Religions are organized systems for monitoring, coding, protecting, transmitting, and sharing knowledge, from information about the past to the future (for example, in rites of passage such as marriage or funerals). They also organize the organization of people involved in religious life. Depending on the kind of religion, this may involve the professional skills and specialization of priests, witches, shamans, imams, rabbis, monks, or nuns, or it may be informal, with the members of a community assuming the roles of religious specialists as needed (see for instance, Mystery Religions and Missionary Religions).

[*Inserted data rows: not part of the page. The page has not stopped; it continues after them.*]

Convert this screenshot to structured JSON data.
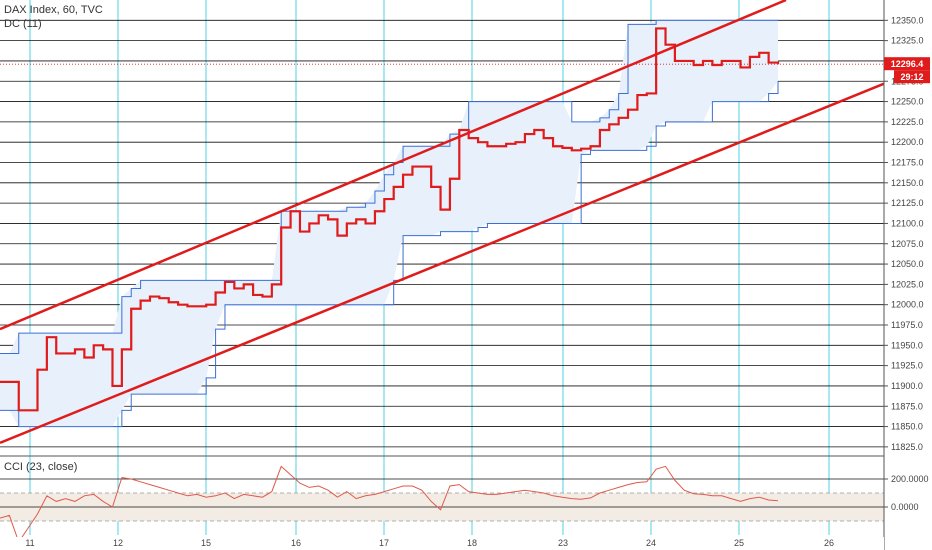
{
  "header": {
    "symbol_line": "DAX Index, 60, TVC",
    "dc_line": "DC (11)",
    "cci_line": "CCI (23, close)"
  },
  "price_tags": {
    "last_price": "12296.4",
    "countdown": "29:12"
  },
  "colors": {
    "price": "#e01b1b",
    "channel": "#e01b1b",
    "donchian": "#3b6fd6",
    "donchian_fill": "#e8f1fb",
    "grid_vertical": "#4fd3e3",
    "grid_horizontal": "#111111",
    "cci_line": "#e05a4a",
    "cci_band": "#f3ece4",
    "tag": "#e01b1b"
  },
  "chart_data": [
    {
      "type": "line",
      "title": "DAX Index, 60, TVC",
      "xlabel": "",
      "ylabel": "",
      "x_tick_labels": [
        "11",
        "12",
        "15",
        "16",
        "17",
        "18",
        "23",
        "24",
        "25",
        "26"
      ],
      "ylim": [
        11815,
        12375
      ],
      "y_ticks": [
        11825,
        11850,
        11875,
        11900,
        11925,
        11950,
        11975,
        12000,
        12025,
        12050,
        12075,
        12100,
        12125,
        12150,
        12175,
        12200,
        12225,
        12250,
        12275,
        12300,
        12325,
        12350
      ],
      "y_tick_labels": [
        "11825.0",
        "11850.0",
        "11875.0",
        "11900.0",
        "11925.0",
        "11950.0",
        "11975.0",
        "12000.0",
        "12025.0",
        "12050.0",
        "12075.0",
        "12100.0",
        "12125.0",
        "12150.0",
        "12175.0",
        "12200.0",
        "12225.0",
        "12250.0",
        "12275.0",
        "12300.0",
        "12325.0",
        "12350.0"
      ],
      "series": [
        {
          "name": "",
          "values": [
            11905,
            11905,
            11870,
            11870,
            11920,
            11960,
            11940,
            11940,
            11945,
            11935,
            11950,
            11945,
            11900,
            11945,
            11995,
            12005,
            12010,
            12008,
            12003,
            12000,
            11998,
            11998,
            12000,
            12015,
            12028,
            12020,
            12025,
            12012,
            12010,
            12025,
            12095,
            12115,
            12090,
            12100,
            12110,
            12105,
            12085,
            12100,
            12105,
            12100,
            12115,
            12130,
            12145,
            12160,
            12170,
            12170,
            12145,
            12117,
            12155,
            12215,
            12205,
            12200,
            12195,
            12195,
            12198,
            12200,
            12210,
            12215,
            12205,
            12195,
            12193,
            12190,
            12192,
            12195,
            12215,
            12222,
            12230,
            12240,
            12258,
            12260,
            12340,
            12320,
            12300,
            12300,
            12295,
            12300,
            12295,
            12300,
            12300,
            12292,
            12305,
            12310,
            12298,
            12296
          ]
        }
      ],
      "donchian": {
        "name": "DC (11)",
        "upper": [
          11940,
          11940,
          11965,
          11965,
          11965,
          11965,
          11965,
          11965,
          11965,
          11965,
          11965,
          11965,
          11965,
          12010,
          12020,
          12030,
          12030,
          12030,
          12030,
          12030,
          12030,
          12030,
          12030,
          12030,
          12030,
          12030,
          12030,
          12030,
          12030,
          12030,
          12115,
          12115,
          12115,
          12115,
          12115,
          12115,
          12115,
          12120,
          12120,
          12125,
          12140,
          12160,
          12175,
          12195,
          12195,
          12195,
          12195,
          12195,
          12210,
          12215,
          12250,
          12250,
          12250,
          12250,
          12250,
          12250,
          12250,
          12250,
          12250,
          12250,
          12250,
          12225,
          12225,
          12225,
          12230,
          12240,
          12260,
          12345,
          12345,
          12345,
          12350,
          12350,
          12350,
          12350,
          12350,
          12350,
          12350,
          12350,
          12350,
          12350,
          12350,
          12350,
          12350,
          12350
        ],
        "lower": [
          11870,
          11870,
          11850,
          11850,
          11850,
          11850,
          11850,
          11850,
          11850,
          11850,
          11850,
          11850,
          11850,
          11870,
          11890,
          11890,
          11890,
          11890,
          11890,
          11890,
          11890,
          11890,
          11910,
          11970,
          12000,
          12000,
          12000,
          12000,
          12000,
          12000,
          12000,
          12000,
          12000,
          12000,
          12000,
          12000,
          12000,
          12000,
          12000,
          12000,
          12000,
          12000,
          12030,
          12085,
          12085,
          12085,
          12085,
          12090,
          12090,
          12090,
          12090,
          12095,
          12100,
          12100,
          12100,
          12100,
          12100,
          12100,
          12100,
          12100,
          12100,
          12100,
          12185,
          12190,
          12190,
          12190,
          12190,
          12190,
          12190,
          12195,
          12220,
          12225,
          12225,
          12225,
          12225,
          12225,
          12250,
          12250,
          12250,
          12250,
          12250,
          12250,
          12260,
          12275
        ]
      },
      "trend_channel": {
        "upper": {
          "start": 11970,
          "end": 12375
        },
        "lower": {
          "start": 11830,
          "end": 12272
        }
      }
    },
    {
      "type": "line",
      "title": "CCI (23, close)",
      "ylim": [
        -200,
        350
      ],
      "y_ticks": [
        200,
        0
      ],
      "y_tick_labels": [
        "200.0000",
        "0.0000"
      ],
      "band": [
        -100,
        100
      ],
      "series": [
        {
          "name": "",
          "values": [
            -80,
            -60,
            -250,
            -150,
            -50,
            80,
            40,
            60,
            40,
            80,
            90,
            40,
            0,
            210,
            200,
            180,
            160,
            140,
            120,
            100,
            80,
            90,
            70,
            80,
            100,
            60,
            90,
            80,
            70,
            110,
            290,
            230,
            170,
            140,
            150,
            120,
            70,
            110,
            60,
            80,
            90,
            110,
            130,
            150,
            150,
            120,
            40,
            -20,
            150,
            160,
            110,
            100,
            90,
            90,
            100,
            110,
            120,
            110,
            100,
            80,
            70,
            60,
            55,
            65,
            100,
            120,
            140,
            160,
            175,
            180,
            270,
            290,
            190,
            120,
            95,
            90,
            80,
            80,
            60,
            40,
            60,
            70,
            50,
            45
          ]
        }
      ]
    }
  ]
}
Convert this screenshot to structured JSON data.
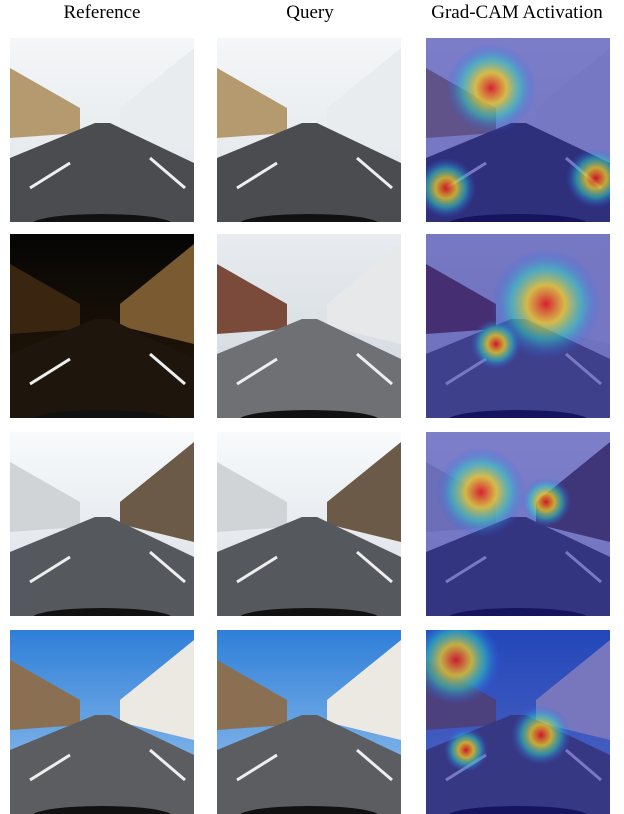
{
  "headers": [
    "Reference",
    "Query",
    "Grad-CAM Activation"
  ]
}
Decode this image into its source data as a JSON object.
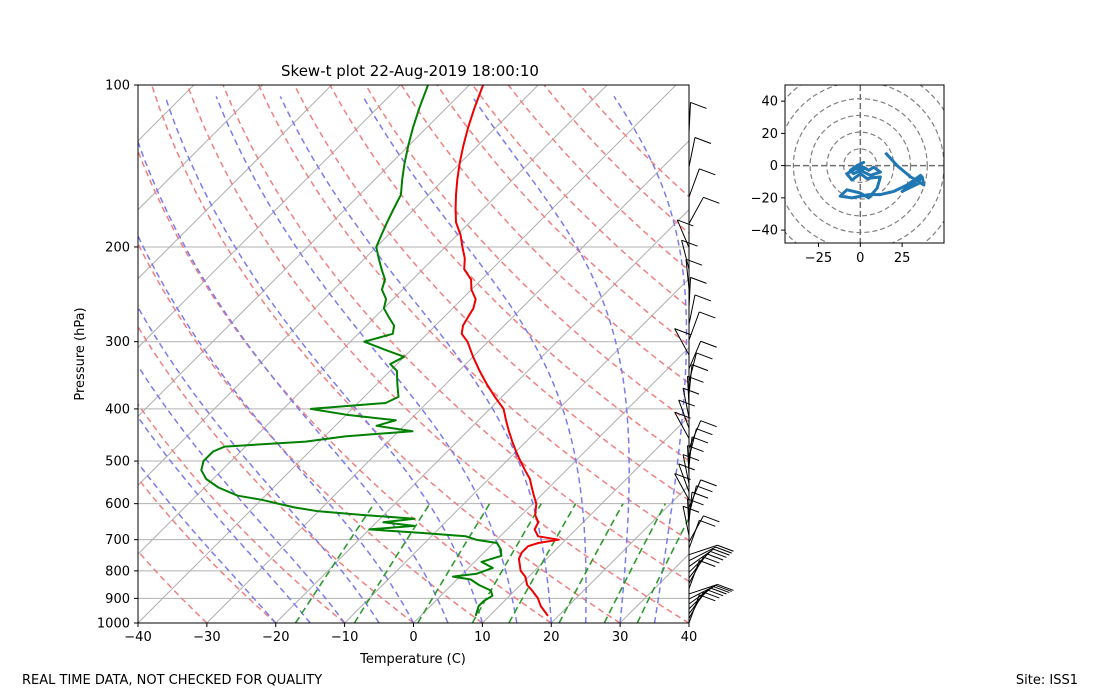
{
  "chart_data": [
    {
      "type": "line",
      "title": "Skew-t plot 22-Aug-2019 18:00:10",
      "xlabel": "Temperature (C)",
      "ylabel": "Pressure (hPa)",
      "xlim": [
        -40,
        40
      ],
      "ylim": [
        1000,
        100
      ],
      "yscale": "log",
      "xticks": [
        "−40",
        "−30",
        "−20",
        "−10",
        "0",
        "10",
        "20",
        "30",
        "40"
      ],
      "yticks": [
        "100",
        "200",
        "300",
        "400",
        "500",
        "600",
        "700",
        "800",
        "900",
        "1000"
      ],
      "grid": true,
      "series": [
        {
          "color": "#ee0000",
          "pressure": [
            970,
            930,
            900,
            870,
            850,
            820,
            800,
            780,
            760,
            740,
            720,
            710,
            700,
            690,
            670,
            650,
            630,
            600,
            580,
            560,
            540,
            520,
            500,
            480,
            460,
            440,
            420,
            400,
            380,
            360,
            340,
            320,
            300,
            290,
            280,
            270,
            260,
            250,
            240,
            230,
            220,
            210,
            200,
            190,
            180,
            170,
            160,
            150,
            140,
            130,
            120,
            110,
            100
          ],
          "values": [
            18.5,
            16.0,
            14.5,
            12.5,
            11.0,
            9.5,
            8.0,
            7.0,
            6.0,
            5.5,
            5.5,
            6.5,
            9.0,
            5.5,
            4.0,
            3.5,
            2.0,
            0.5,
            -1.0,
            -2.5,
            -4.0,
            -6.0,
            -8.0,
            -10.0,
            -12.0,
            -14.0,
            -16.0,
            -18.0,
            -21.0,
            -24.0,
            -27.0,
            -30.0,
            -33.0,
            -35.0,
            -36.0,
            -36.5,
            -37.0,
            -38.0,
            -40.0,
            -41.5,
            -44.0,
            -45.5,
            -47.5,
            -49.5,
            -52.0,
            -54.0,
            -56.0,
            -58.0,
            -60.0,
            -62.0,
            -64.0,
            -66.0,
            -68.0
          ]
        },
        {
          "color": "#008000",
          "pressure": [
            970,
            950,
            930,
            910,
            890,
            870,
            850,
            830,
            820,
            810,
            790,
            770,
            750,
            730,
            710,
            700,
            690,
            680,
            670,
            660,
            650,
            640,
            630,
            620,
            610,
            600,
            590,
            580,
            560,
            540,
            520,
            500,
            480,
            470,
            460,
            450,
            440,
            430,
            420,
            410,
            400,
            390,
            380,
            370,
            360,
            350,
            340,
            330,
            320,
            310,
            300,
            290,
            280,
            270,
            260,
            250,
            240,
            230,
            220,
            210,
            200,
            190,
            180,
            170,
            160,
            150,
            140,
            130,
            120,
            110,
            100
          ],
          "values": [
            8.0,
            7.5,
            7.0,
            7.0,
            7.5,
            6.5,
            4.0,
            2.0,
            -1.0,
            2.0,
            3.5,
            1.0,
            3.0,
            2.0,
            0.5,
            -3.0,
            -5.0,
            -12.0,
            -20.0,
            -14.0,
            -19.0,
            -15.0,
            -23.0,
            -30.0,
            -34.0,
            -37.0,
            -40.0,
            -44.0,
            -48.0,
            -51.0,
            -53.0,
            -54.0,
            -54.0,
            -53.0,
            -42.0,
            -37.0,
            -28.0,
            -34.0,
            -32.0,
            -40.0,
            -46.0,
            -36.0,
            -35.0,
            -36.0,
            -37.0,
            -38.0,
            -39.0,
            -41.0,
            -40.0,
            -44.0,
            -48.0,
            -45.0,
            -46.0,
            -48.0,
            -50.0,
            -51.0,
            -53.0,
            -54.0,
            -56.0,
            -58.0,
            -60.0,
            -61.0,
            -62.0,
            -63.0,
            -64.0,
            -66.0,
            -68.0,
            -70.0,
            -72.0,
            -74.0,
            -76.0
          ]
        }
      ]
    },
    {
      "type": "line",
      "title": "",
      "xlim": [
        -45,
        50
      ],
      "ylim": [
        -48,
        50
      ],
      "xticks": [
        "−25",
        "0",
        "25"
      ],
      "yticks": [
        "40",
        "20",
        "0",
        "−20",
        "−40"
      ],
      "rings": [
        10,
        20,
        30,
        40,
        50,
        60,
        70
      ],
      "series": [
        {
          "color": "#1f77b4",
          "u": [
            15,
            22,
            30,
            38,
            37,
            30,
            25,
            35,
            36,
            28,
            20,
            12,
            5,
            -5,
            -12,
            -8,
            0,
            5,
            10,
            12,
            4,
            0,
            -5,
            -8,
            -3,
            2,
            5,
            8,
            12,
            6,
            0,
            -4,
            -6,
            -2,
            2,
            0,
            -2,
            1,
            3
          ],
          "v": [
            8,
            0,
            -7,
            -12,
            -7,
            -12,
            -16,
            -11,
            -6,
            -12,
            -16,
            -18,
            -18,
            -20,
            -19,
            -15,
            -17,
            -20,
            -14,
            -7,
            -8,
            -5,
            -9,
            -5,
            -2,
            -1,
            -3,
            -1,
            -4,
            -6,
            -3,
            -5,
            -3,
            0,
            2,
            1,
            -2,
            -3,
            -1
          ]
        }
      ]
    }
  ],
  "footer": {
    "left": "REAL TIME DATA, NOT CHECKED FOR QUALITY",
    "right": "Site: ISS1"
  }
}
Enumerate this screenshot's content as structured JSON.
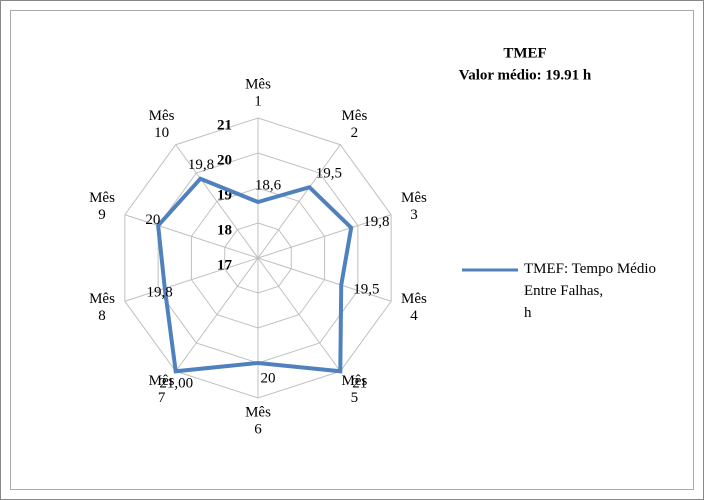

It can also involve regulating behavior, establishing laws and social norms, imposing punishments for violating those rules and values, promoting morality, providing meaning in life, offering hope and guidance, and making sense of the world around us. Religions may also have a spiritual component, and they often evoke feelings of reverence and awe. In addition, they are a source of many of the most beautiful and monumental human creations, from architecture, music, and art to agriculture, cuisine, medicine, and the exploration of the cosmos that issued into what we now call natural science.
But it is important to recognize that religions are not all the same, even though they share some of the same features. In particular, there is a risk that a monothetic definition of religion will inevitably lead to intolerance, cruelty, bigotry, and social oppression.
Another concern is that substantive definitions of religion are ethnocentric, because they focus on beliefs, personal experience, and a dichotomy between the natural and supernatural, leaving out faith traditions that emphasize immanence or oneness such as Buddhism and Jainism.
In contrast, there is a growing awareness, particularly among scholars inspired by continental philosophers such as Friedrich Nietzsche and Michel Foucault (see Wittgenstein, Ludwig), that it is possible to create and sustain religions that have no belief in any gods or spirits, or in fact anything at all. These religions are sometimes called nontheistic religions, and there is an increasing interest in their value and purpose.
In the final analysis, it is probably best to take a polythetic approach to the concept of religion. This will allow us to distinguish between different forms of the same phenomenon, and it will encourage a more fruitful investigation into what it is that makes religions what they are. It is likely that, at least at some level, it will be possible to develop a scientific theory which causally explains why the various features we call “religion” tend to cluster together, and which may explain why those features are so essential to the lives of many human beings. It is also possible that this will eventually lead to an understanding of the nature of a religion, and whether or not it is a natural kind. If so, it will be a powerful and useful tool for explaining the diversity of human societies. It will not, however, be a way of reducing the threat of intolerance, cruelty, and social oppression which religions still pose to our world.